I think Sony is in pretty deep with AMD. But it would be VERY cool to see more diversity of hardware between the big 2 consoles.
 
Pretty sure Sony will stick with AMD due to RDNA backward compatibility. MS otoh has more flexibility with its DX12 API.
 
If Nvidia will take care of the s/w side then nothing would stop Sony from switching either. And Nvidia can do it since they've done it for PS3 and are doing it for Switch.

This idea isn't really relevant in modern age. The only thing which determines the outcome is cost.
 
Serendipity implies luck. When CUDA’s architects decided to include support for pointers I’m guessing luck didn’t have much to do with it.
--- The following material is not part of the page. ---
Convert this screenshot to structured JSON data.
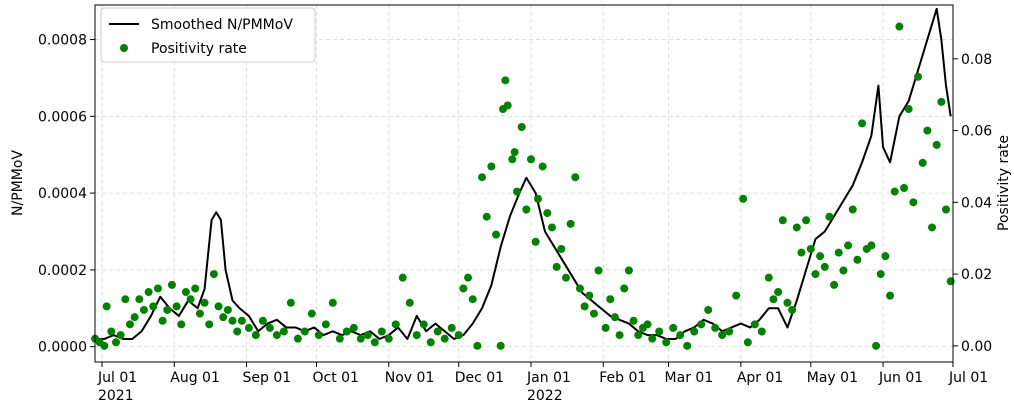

Raja’’s hypothesis that software developers would be happy coding to a bare metal ISA seems misguided. This hasn’t been the case for decades. The average software engineer nowadays relies on a deep stack of libraries and frameworks to get anything done. That’s true whether you’re targeting x86 or ARM or working in python/java/C.

The “Swiss cheese” stack of languages, compilers and libraries is a fact of life for everything else. Why would it be different for compute accelerators. Nvidia advantage is that they invested in the entire stack and that’s what makes their ecosystem sticky.

It’s unlikely Nvidia will become the Wintel of AI in the long run though. There’s too much diversity in edge compute / inferencing hardware for that to happen.